В Бога веруем (Фигль-Мигль) - страница 24


о косах

Лиза останавливается у окна и угрюмо крутит прядь волос. (Мадам приспичило, чтобы у ребенка были косы. Косы — дело хорошее, но хотелось бы, чтобы хорошее было также и добровольным. У тебя чудесные волосы, увещевала Мадам, прекрасного пепельного цвета, очень редкого. Лиза эти чудесные волосы расчесывала с таким остервенением, что даже Евгений вспомнил семейные предания и слабо возвысил голос. Мог бы, разумеется, не беспокоиться.) За окном синеет и чернеет, и скованный льдом парк (ветви деревьев черные, как ресницы) гравюрой проступает в жирном желтом свете фонарей. В окрестных домах сияют витрины первых этажей и слабо теплятся окна повыше. Что-то сухое, невесомое медленно падает с неба на сухой холодный асфальт, струится в его трещинах, замирает. Девочка стоит у окна и смотрит, как наступает зима.

И вот наступила пушистая зима. Дни стали короткие, как спички, а ночи — ледяные, как купленный на улице апельсин. (А знаете, жалко, что апельсины продают теперь круглый год, утрачивается чувство смены сезонов. Когда Евгений — и Негодяев — и даже Мадам — и, может быть, вы, дорогой друг, — были маленькими, апельсины существовали в прочном ассоциативном ряду снег-елка-каникулы, и еще — черное утреннее небо в первый учебный день третьей четверти. О ненавистная третья четверть, ледяная, нескончаемая! Как жестоко и быстро она вытравливала из жизни острый и сладкий оранжевый запах каникул.)

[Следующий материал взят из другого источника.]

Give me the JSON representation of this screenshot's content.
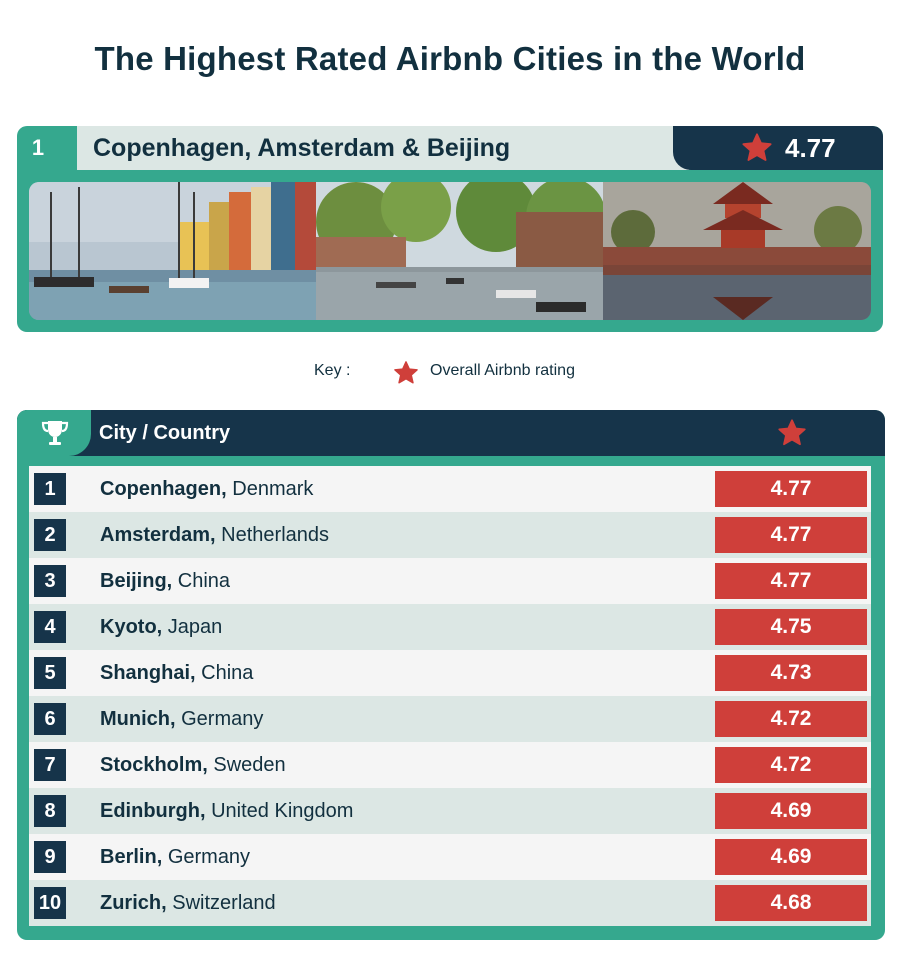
{
  "title": "The Highest Rated Airbnb Cities in the World",
  "colors": {
    "navy": "#16344a",
    "teal": "#35a88e",
    "red": "#cf3f3a",
    "light_row": "#f5f5f5",
    "alt_row": "#dce7e4"
  },
  "top_feature": {
    "rank": "1",
    "label": "Copenhagen, Amsterdam & Beijing",
    "rating": "4.77",
    "photos": [
      {
        "icon": "copenhagen-harbour-photo"
      },
      {
        "icon": "amsterdam-canal-photo"
      },
      {
        "icon": "beijing-forbidden-city-photo"
      }
    ]
  },
  "key": {
    "label": "Key :",
    "rating_label": "Overall Airbnb rating"
  },
  "table": {
    "header_city": "City / Country"
  },
  "chart_data": {
    "type": "table",
    "title": "The Highest Rated Airbnb Cities in the World",
    "columns": [
      "Rank",
      "City / Country",
      "Overall Airbnb rating"
    ],
    "rows": [
      {
        "rank": "1",
        "city": "Copenhagen",
        "country": "Denmark",
        "rating": "4.77"
      },
      {
        "rank": "2",
        "city": "Amsterdam",
        "country": "Netherlands",
        "rating": "4.77"
      },
      {
        "rank": "3",
        "city": "Beijing",
        "country": "China",
        "rating": "4.77"
      },
      {
        "rank": "4",
        "city": "Kyoto",
        "country": "Japan",
        "rating": "4.75"
      },
      {
        "rank": "5",
        "city": "Shanghai",
        "country": "China",
        "rating": "4.73"
      },
      {
        "rank": "6",
        "city": "Munich",
        "country": "Germany",
        "rating": "4.72"
      },
      {
        "rank": "7",
        "city": "Stockholm",
        "country": "Sweden",
        "rating": "4.72"
      },
      {
        "rank": "8",
        "city": "Edinburgh",
        "country": "United Kingdom",
        "rating": "4.69"
      },
      {
        "rank": "9",
        "city": "Berlin",
        "country": "Germany",
        "rating": "4.69"
      },
      {
        "rank": "10",
        "city": "Zurich",
        "country": "Switzerland",
        "rating": "4.68"
      }
    ]
  }
}
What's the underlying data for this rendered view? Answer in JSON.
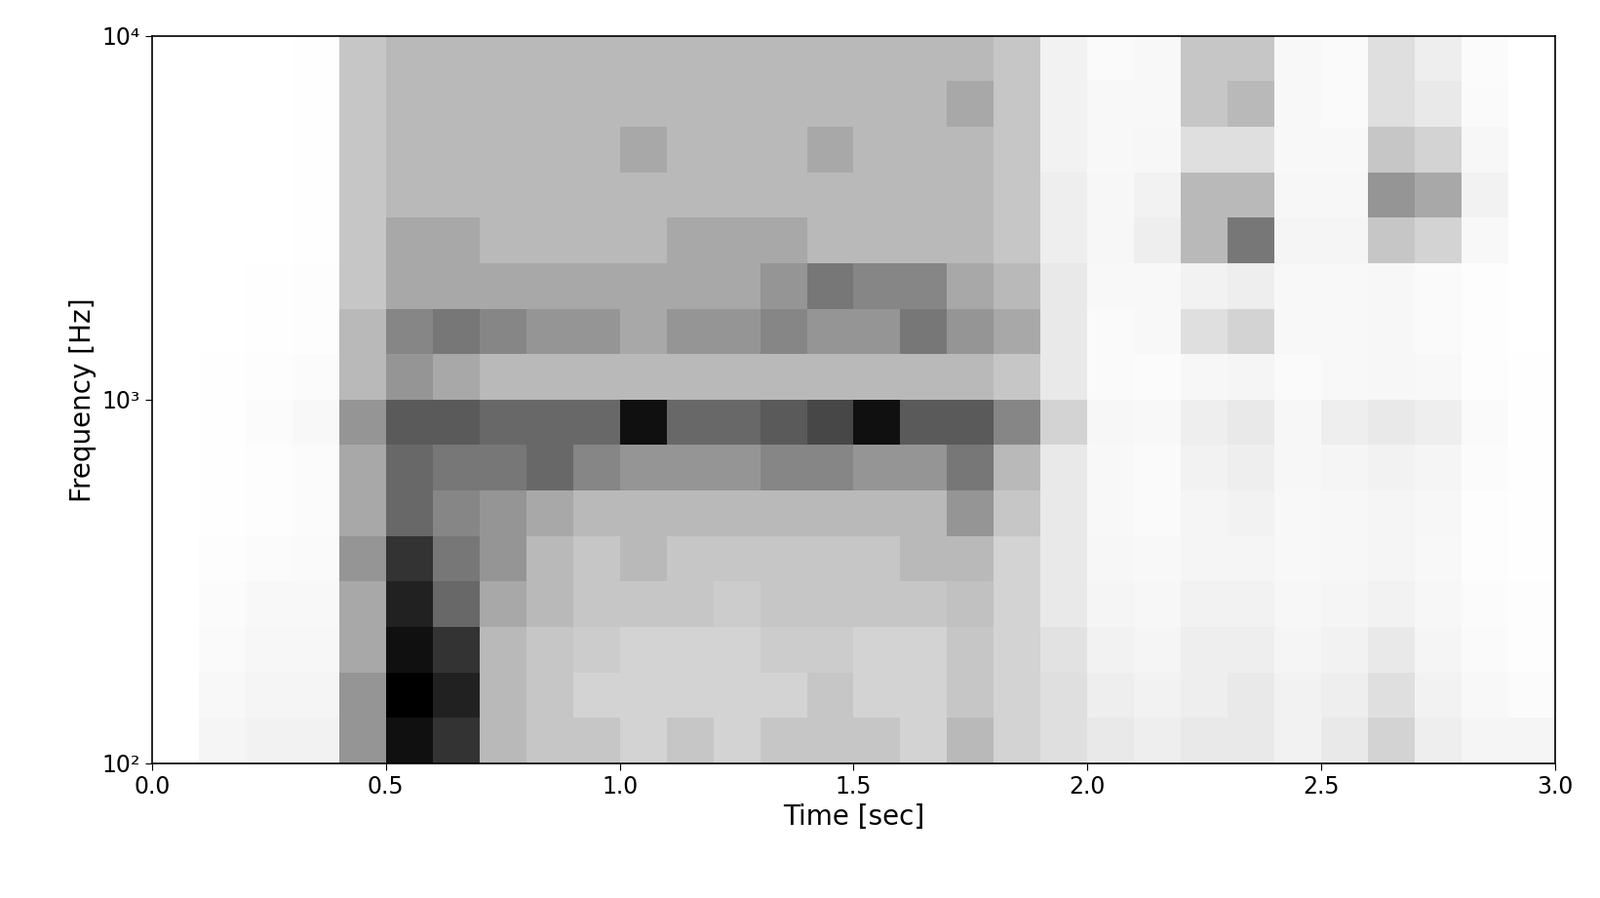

Покатились сани зимы, неуклюжий дедовский возок зимних месяцев. Первый снег — пушистый, праздничный — быстро затерялся в растущих сугробах, потерял цвет: вот так собака белой масти, хамелеон северного города, постепенно приобретает тон грязных улиц, серого снега. Его ненавидишь, этот уже мертвый снег, но он всюду, он лезет белой гадостью — в глаза, колючим дробленым льдом — в уши, от него першит в горле. В этом снегу Евгений обрел свое будущее. Он извлек будущее из сугроба, как оброненную кем-то рукопись, и рукопись осталась в его владении.


об Аристиде Ивановиче

Будущее имело вид нелепого старика — маленького, скрюченного, сморщенного, с всклокоченными космами седых волос, в старом пальто — опрятном, но косо застегнутом — и со связкой книг, в которую старик вцепился мертвой хваткой и не выпустил даже тогда, когда Евгений поднимал его и отряхивал.

Евгений поставил свое приобретение на ноги, и тщательно отряхнул, и вынул куски снега из щели между воротником пальто и шарфом, и — посмотрев и подумав — застегнул пальто как положено. Старик молча пыхтел, тяжелая связка книг в его руке прыгала и раскачивалась. Брови — два седых клочка, вздыбленных и лихо загнутых, как крылья на картинке, как усы старого портрета, — придавали лицу выражение, не поймешь какое: то ли удивленное, то ли гневное. А где шапка? — спросил Евгений. Шапка благополучно нашлась в том же сугробе, Евгений и ее отряхнул. И водрузил — такой порыжелый пирожок из неизвестного материала. Шапки подобного фасона — но не качества — когда-то обильно украшали высокие трибуны, и почему-то всегда над ними кружил снег: наверное, так полагалось. А как они выглядят сейчас, трибуны? Прилично выглядят, в таком общеконсервативном стиле, не отличишь от всей Европы, если на лица не смотреть. А впрочем, какие лица… мы же видим их только на экране телевизора — как сквозь мутное стекло, гадательно.